Mehrbod_Estaki · June 12, 2018, 3:58pm

Hi @jjmmii,

While in theory your definition of beta diversity is not incorrect, in practice the distance between 2 samples should be the same regardless of presence/absence of other samples (i.e. the 2 subsets in your case). Are you by chance using different sampling depths between your comparisons? That can for sure result in different numbers. Or perhaps using different trees in your phylogenetic-based metrics.

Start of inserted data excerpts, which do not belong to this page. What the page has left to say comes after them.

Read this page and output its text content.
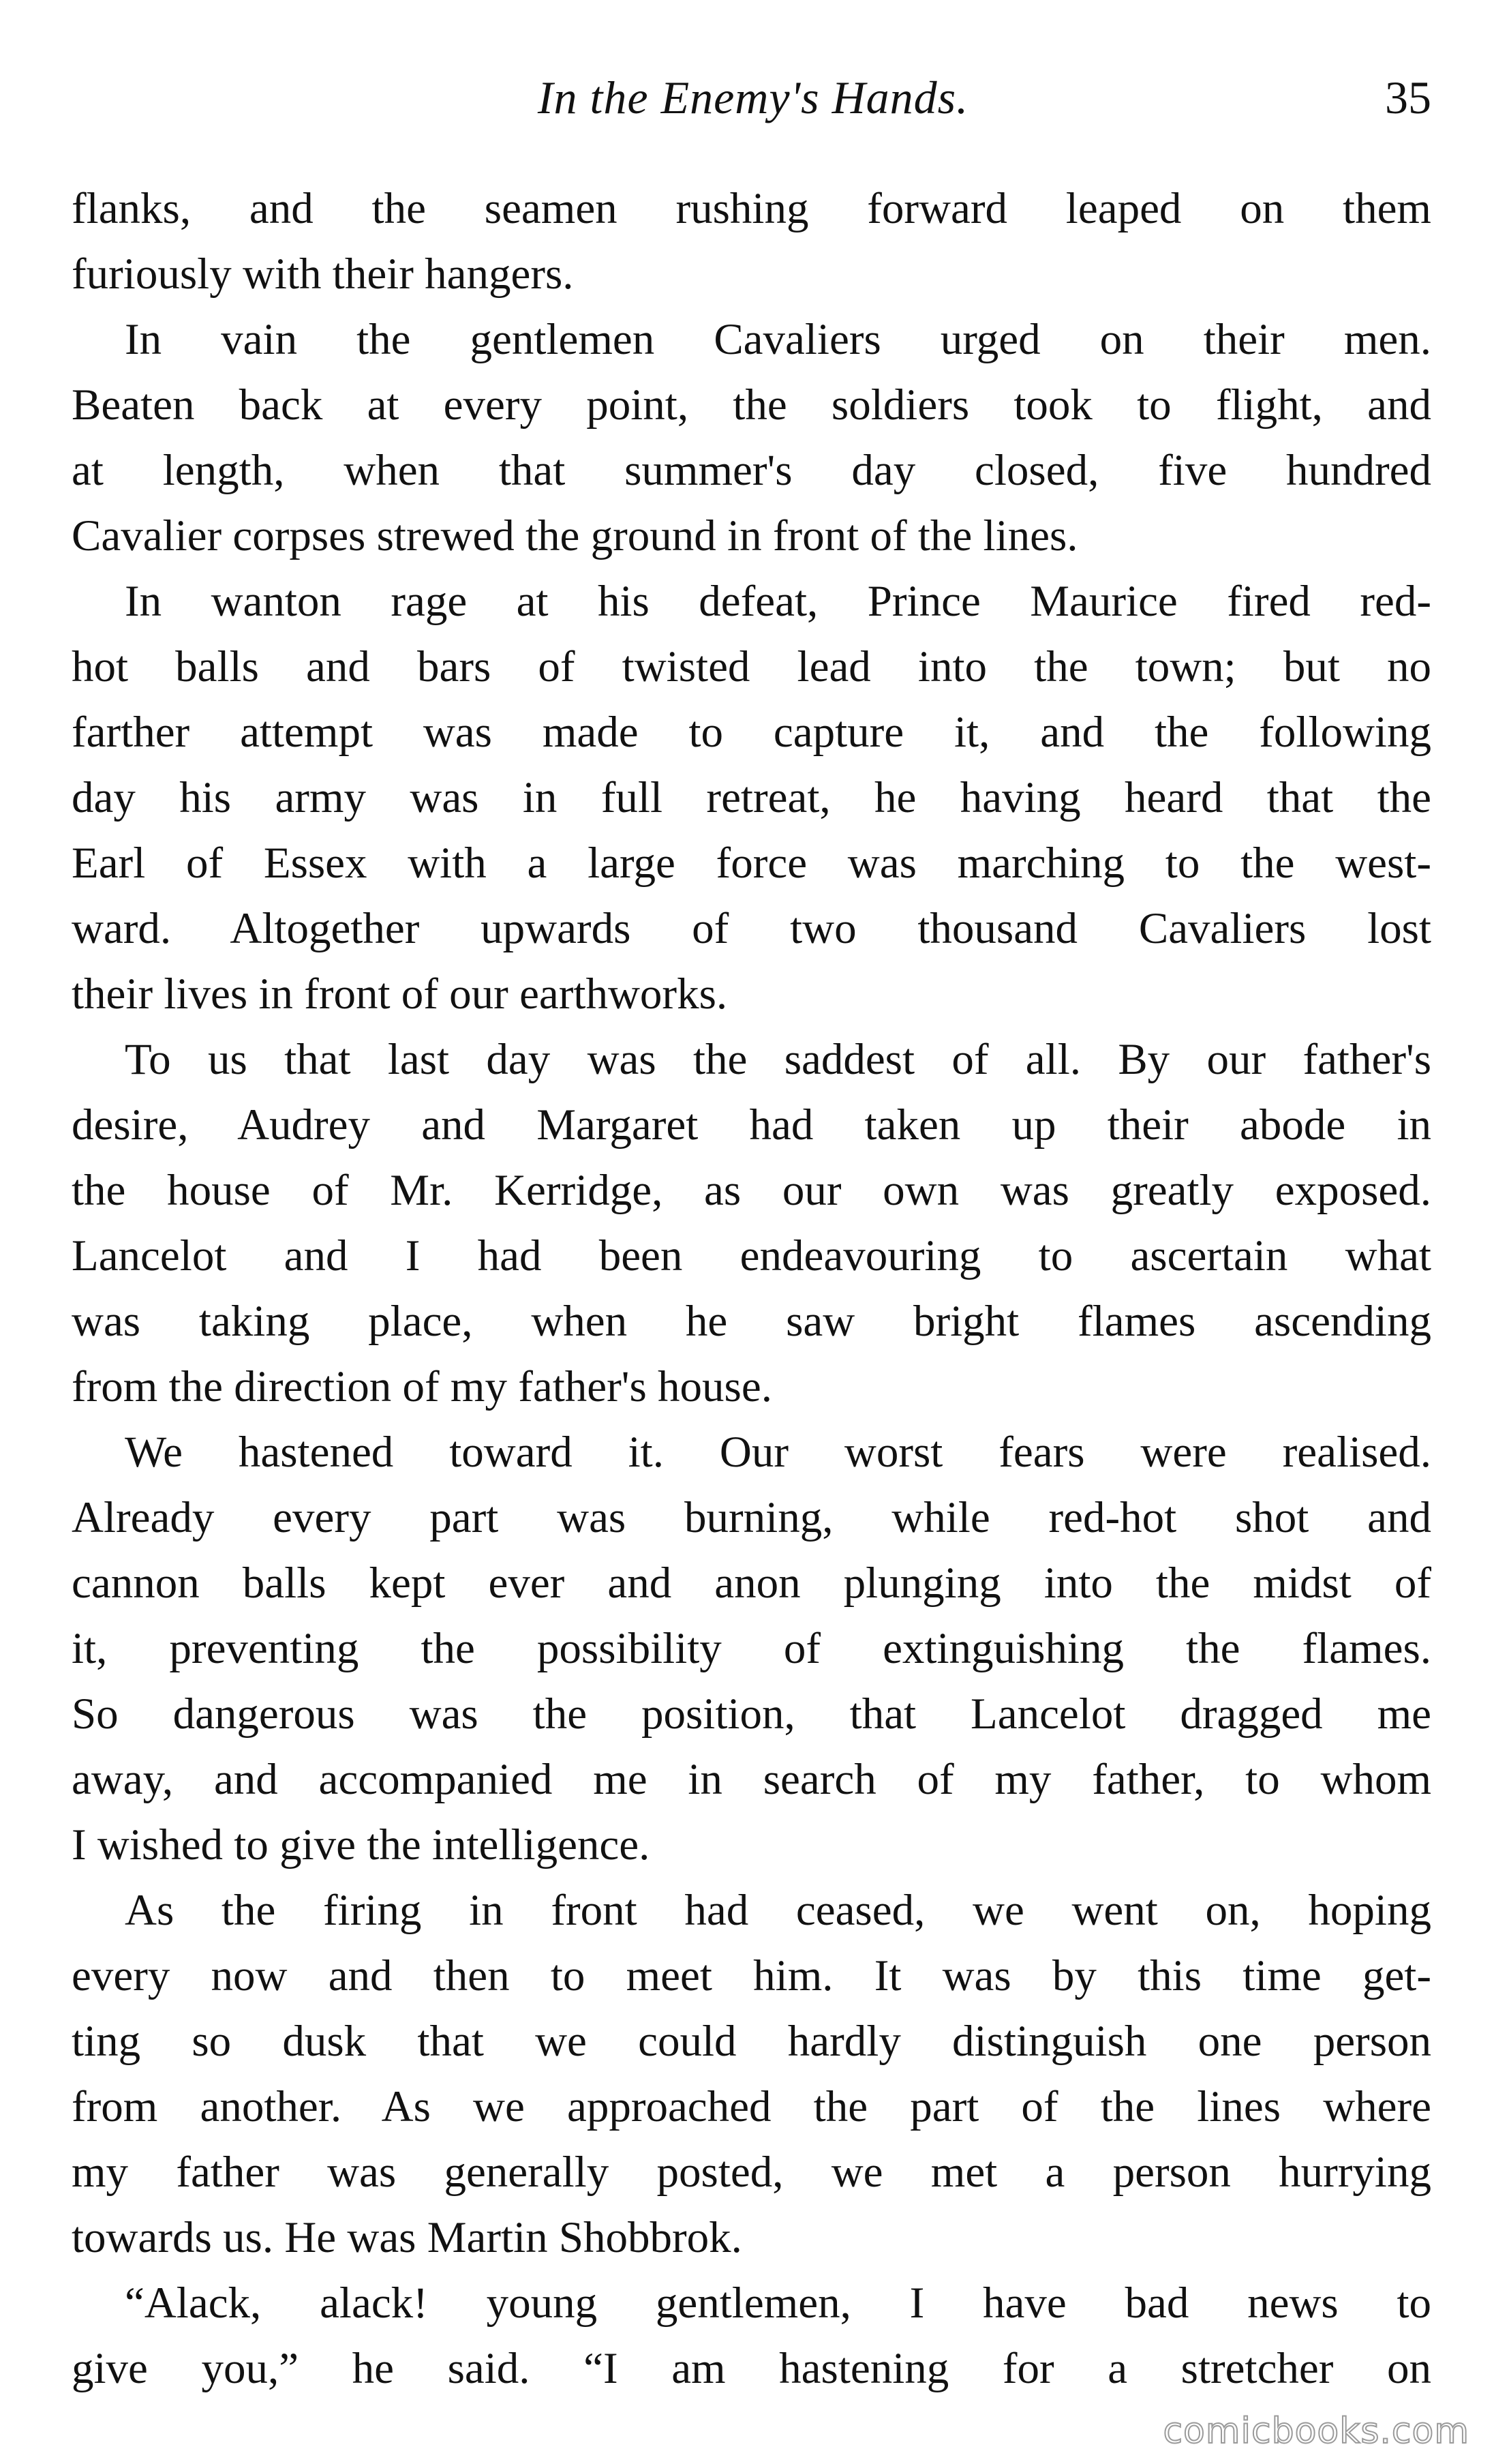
In the Enemy's Hands.	35
flanks, and the seamen rushing forward leaped on them
furiously with their hangers.
In vain the gentlemen Cavaliers urged on their men.
Beaten back at every point, the soldiers took to flight, and
at length, when that summer's day closed, five hundred
Cavalier corpses strewed the ground in front of the lines.
In wanton rage at his defeat, Prince Maurice fired red-
hot balls and bars of twisted lead into the town; but no
farther attempt was made to capture it, and the following
day his army was in full retreat, he having heard that the
Earl of Essex with a large force was marching to the west-
ward. Altogether upwards of two thousand Cavaliers lost
their lives in front of our earthworks.
To us that last day was the saddest of all. By our father's
desire, Audrey and Margaret had taken up their abode in
the house of Mr. Kerridge, as our own was greatly exposed.
Lancelot and I had been endeavouring to ascertain what
was taking place, when he saw bright flames ascending
from the direction of my father's house.
We hastened toward it. Our worst fears were realised.
Already every part was burning, while red-hot shot and
cannon balls kept ever and anon plunging into the midst of
it, preventing the possibility of extinguishing the flames.
So dangerous was the position, that Lancelot dragged me
away, and accompanied me in search of my father, to whom
I wished to give the intelligence.
As the firing in front had ceased, we went on, hoping
every now and then to meet him. It was by this time get-
ting so dusk that we could hardly distinguish one person
from another. As we approached the part of the lines where
my father was generally posted, we met a person hurrying
towards us. He was Martin Shobbrok.
“Alack, alack! young gentlemen, I have bad news to
give you,” he said. “I am hastening for a stretcher on
comicbooks.com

jjmmii · June 13, 2018, 4:34am

Hello @Mehrbod_Estaki, thanks for your quick reply. I would hope so, but no, I ensured the rooted-tree.qza and sampling depth were identical for both the entire set and the subset. Here are my commands and results:
For the entire dataset:
qiime diversity core-metrics-phylogenetic --i-table table_pick.qza --m-metadata-file metadata_including_health_and_grouping.tsv --i-phylogeny rooted-tree.qza --output-dir core-metrics-results --p-sampling-depth 18348
For the subset:
qiime diversity core-metrics-phylogenetic --i-table table_pick_freqFilt100_WG.qza --m-metadata-file metadata_including_health_and_grouping.tsv --i-phylogeny rooted-tree.qza --output-dir core-metrics-results-WG --p-sampling-depth 18348
Commands were run in the same directory. To further prove rooted-tree.qza is the same file, attached are my weighted UniFrac .qza files: (101.2 KB)
(290.9 KB) You can check in provenance that it's the same.
But the betadiversities are really different. Take samples W4-PIS10006 and 1-PIS10001 as example. In the subset:

But in the entire dataset:

I wonder if anyone else observed this on their own data? May I please ask you try on your data?

Thanks.

Mehrbod_Estaki · June 13, 2018, 5:17am

Hi @jjmmii,

Thanks for providing your artifacts! It looks to me as though the distances are very close between the subsets, for instance in your example above the difference is only about .0013! If I had to guess I would think that this small difference arises from the random nature of subsampling. I couldn’t find anything related to the seed in the qiime2 github codes but perhaps someone more familiar with the source code can confirm this.
It is an interesting point though, and it may be a good idea to either fix the seed used for random # generation or expose a parameter that lets the user select the seed. This would ensure exact reproducibility.
In the meantime though you can carry on with your analyses without any worries, I very much doubt those fraction of differences will alter your results in any way.

system · July 14, 2018, 11:17am

This topic was automatically closed 31 days after the last reply. New replies are no longer allowed.